Rabat , carrefour des défis migratoires : repenser le pari européen en Afrique

Rabat , carrefour des défis migratoires : repenser le pari européen en Afrique

Hicham TOUATI 

À l’heure où les tensions migratoires entre l’Europe et l’Afrique s’intensifient, tant dans les discours politiques que sur le terrain des réalités humaines, un colloque d’envergure internationale s’ouvre à Rabat, les 21 et 22 mai 2025. Organisé par la Faculté des Sciences Juridiques, Économiques et Sociales – Souissi, ainsi que son Laboratoire d’Études et de Recherches Juridiques et Politiques relevant de l’Université Mohammed V de Rabat (UM5) en partenariat avec l’Institut d’Études de Géopolitique Appliquée (France), ce rendez-vous académique et diplomatique entend jeter une lumière neuve sur une problématique aussi pressante que complexe : le pari migratoire européen en Afrique.

Cette initiative académique, dont l’inauguration officielle aura lieu le mercredi 21 mai à 9h00 à Madinat Al Irfane, s’inscrit dans une dynamique de réflexion profonde sur les stratégies européennes de gestion des flux migratoires irréguliers en direction du continent africain. 

En réunissant un aréopage d’experts venus d’Afrique, d’Europe et d’Amérique du Nord, le colloque ambitionne de confronter les approches, d’évaluer les pratiques en cours et de repenser les fondements d’une gouvernance migratoire souvent minée par les contradictions internes de ses protagonistes.

La thématique choisie revêt une pertinence particulière dans le contexte actuel, où les politiques européennes de retour, d’externalisation des frontières et de coopération sécuritaire avec les pays africains suscitent autant d’adhésion pragmatique que de contestations éthiques. 

Au cœur des échanges : la tension irréductible entre les impératifs sécuritaires d’un côté, et la préservation des droits fondamentaux de l’autre.
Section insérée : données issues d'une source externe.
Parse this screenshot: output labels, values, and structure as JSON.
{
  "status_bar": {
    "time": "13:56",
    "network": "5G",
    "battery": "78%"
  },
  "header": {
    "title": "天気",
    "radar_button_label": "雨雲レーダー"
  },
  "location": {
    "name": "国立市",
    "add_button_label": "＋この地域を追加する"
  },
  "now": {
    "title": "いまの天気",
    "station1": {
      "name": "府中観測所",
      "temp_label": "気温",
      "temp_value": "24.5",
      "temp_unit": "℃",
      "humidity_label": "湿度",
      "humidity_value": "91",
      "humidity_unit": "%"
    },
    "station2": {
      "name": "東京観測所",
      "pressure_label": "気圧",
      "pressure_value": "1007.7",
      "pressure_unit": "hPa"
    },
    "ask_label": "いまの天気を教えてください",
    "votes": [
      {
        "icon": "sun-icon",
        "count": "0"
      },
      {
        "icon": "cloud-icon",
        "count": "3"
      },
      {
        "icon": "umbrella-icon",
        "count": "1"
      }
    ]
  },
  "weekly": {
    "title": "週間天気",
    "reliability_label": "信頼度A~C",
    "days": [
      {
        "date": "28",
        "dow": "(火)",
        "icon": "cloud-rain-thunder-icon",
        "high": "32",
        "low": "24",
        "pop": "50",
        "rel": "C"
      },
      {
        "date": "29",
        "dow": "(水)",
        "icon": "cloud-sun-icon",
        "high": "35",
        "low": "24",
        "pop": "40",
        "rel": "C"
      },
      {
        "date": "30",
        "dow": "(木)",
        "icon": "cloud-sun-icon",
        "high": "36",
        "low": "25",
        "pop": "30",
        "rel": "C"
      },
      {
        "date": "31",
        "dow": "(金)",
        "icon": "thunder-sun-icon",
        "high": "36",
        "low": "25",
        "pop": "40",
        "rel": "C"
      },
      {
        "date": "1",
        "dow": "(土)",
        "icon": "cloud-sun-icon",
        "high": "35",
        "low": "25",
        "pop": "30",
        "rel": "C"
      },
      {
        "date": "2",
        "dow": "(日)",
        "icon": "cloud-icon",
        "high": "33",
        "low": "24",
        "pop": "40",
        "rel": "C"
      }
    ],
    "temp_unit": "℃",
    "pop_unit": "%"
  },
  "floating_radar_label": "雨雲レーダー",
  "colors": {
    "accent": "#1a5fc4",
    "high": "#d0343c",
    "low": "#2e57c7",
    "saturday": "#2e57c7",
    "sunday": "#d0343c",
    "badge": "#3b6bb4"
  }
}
Ce double impératif interroge les fondements mêmes des relations euro-africaines, notamment à travers le prisme des accords bilatéraux et multilatéraux conclus dans le cadre de la lutte contre la migration dite clandestine.

Il ne s’agira pas seulement de dresser un état des lieux technique, mais bien d’ouvrir un espace de parole critique et transdisciplinaire. Les participants s’attacheront à mettre en lumière les effets concrets de ces politiques sur les migrants eux-mêmes – leur vulnérabilité croissante, la criminalisation de leur mobilité, et l’impact des narratifs médiatiques qui façonnent leur image auprès de l’opinion publique. 

Le colloque entend aussi explorer les usages géopolitiques de la migration, devenue levier de pression dans les rapports de force entre États, et analyser les profondes tensions que subissent les pays de transit, souvent pris en étau entre injonctions sécuritaires et fragilités internes.

En filigrane, ce sont des questions de souveraineté, de responsabilité partagée et d’efficacité structurelle qui seront débattues avec rigueur. À l’heure des crises globales – climatiques, économiques, politiques – les migrations ne peuvent plus être abordées sous le seul angle du contrôle, mais exigent une gouvernance rénovée, solidaire, et respectueuse de la dignité humaine. C’est à cette exigence que le colloque de Rabat veut répondre, en conjuguant savoir académique, expertise de terrain et volonté politique.

Dans un monde traversé par les migrations comme fait structurel, le choix du dialogue, de la lucidité critique et de la coopération équitable apparaît non seulement comme un horizon souhaitable, mais comme une nécessité impérieuse. Ce colloque, en posant les jalons d’une pensée migratoire nouvelle, pourrait bien marquer un tournant dans la manière dont l’Europe envisage son avenir en Afrique, et vice versa.